Which do you consider to be the future of ebooks and audiobooks in Greece? Which are the main challenges to be met and the opportunities that they could provide to readers, writers and publishers?
In continental Europe, ebooks have a market share between 5-10% in most countries, less than half than the UK or the USA. Ebooks in Greece never really took off, still accounting for less than 1% of the market. But in Greece too, the COVID-19 pandemic, lockdowns and restrictions in shopping in physical bookstores have rekindled the interest in ebooks by readers and publishers alike. Readers tried ebooks for the first time or turned to their existing ebook accounts. Publishers who have neglected ebook production demonstrated a new interest in the format. The sustained shift to ecommerce in Greece during the pandemic is also facilitating ebook sales, but a number of key issues remain unresolved. The lack of an advanced, integrated Greek bookstore for ebooks, limited local availability of dedicated reading devices and limited commitment by publishers to produce ebooks in a timely manner are hindering growth.

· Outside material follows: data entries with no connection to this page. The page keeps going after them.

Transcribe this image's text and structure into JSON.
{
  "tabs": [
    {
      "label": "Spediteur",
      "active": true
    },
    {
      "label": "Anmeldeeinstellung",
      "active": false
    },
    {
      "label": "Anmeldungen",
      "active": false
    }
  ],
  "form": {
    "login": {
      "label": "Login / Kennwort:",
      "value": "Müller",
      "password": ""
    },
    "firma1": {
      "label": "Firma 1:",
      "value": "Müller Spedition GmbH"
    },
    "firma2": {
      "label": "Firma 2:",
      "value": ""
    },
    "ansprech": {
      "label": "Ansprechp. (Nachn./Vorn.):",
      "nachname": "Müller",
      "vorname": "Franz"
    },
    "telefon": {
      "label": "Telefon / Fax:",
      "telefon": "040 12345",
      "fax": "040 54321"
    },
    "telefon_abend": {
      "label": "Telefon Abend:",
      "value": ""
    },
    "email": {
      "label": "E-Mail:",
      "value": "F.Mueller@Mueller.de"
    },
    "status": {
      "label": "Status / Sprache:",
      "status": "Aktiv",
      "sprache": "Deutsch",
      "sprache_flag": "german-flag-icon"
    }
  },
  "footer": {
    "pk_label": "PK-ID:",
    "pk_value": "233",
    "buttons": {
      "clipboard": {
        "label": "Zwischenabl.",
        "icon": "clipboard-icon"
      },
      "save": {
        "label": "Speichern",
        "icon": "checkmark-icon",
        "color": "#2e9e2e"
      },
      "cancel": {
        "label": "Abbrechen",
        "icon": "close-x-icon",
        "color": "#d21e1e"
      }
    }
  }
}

Audiobooks have had tremendous growth in the past years, not only in the US and in the UK, but also in continental Europe. The Nordics especially are at the forefront. In Greece, especially during the first lockdown in the spring of 2020, there was a surge of audio content. It was the beginning of a flow of “book readings”, audio samples, audio plays, audiobooks and a lot of podcasts. An audiobook market is starting to emerge in Greece too. Since September 2021, Bookvoice has been launched, the first platform for audiobooks with well-known Greek authors as narrators and continuous audiobook production. And in November 2021 Antenna, a major Greek media group, announced Jukebooks, its own audiobook platform with a subscription model, to be launched in 2022. Both of these platforms have secured contracts with major Greek publishers. Two startups are also attempting to enter the market. So things are moving.
Both ebooks and audiobooks are key to addressing the needs of new and younger readers. We can listen to audiobooks while jogging, walking, driving, commuting or washing the dishes, i.e. in cases where reading a book can’t be an option. But they also provide a new way of accessing the content of the book through performance and immersive listening. Audiobooks will give authors the chance to write with this particular medium in mind and voice talents will emerge. The various platforms will try to focus on different genres of books, acquire exclusive titles, and test different business models. Publishers will try not to lock their content in a single platform and bookstores, the trickiest part, will try to find how they fit in in the audiobook ecosystem. It will be a period of experimentation for everybody.
In any case, ebooks and audiobooks are a very welcomed development for the book industry and the readers. As we continue to spend more and more time on screens, we better make sure books have a place on our screens —and on our earbuds.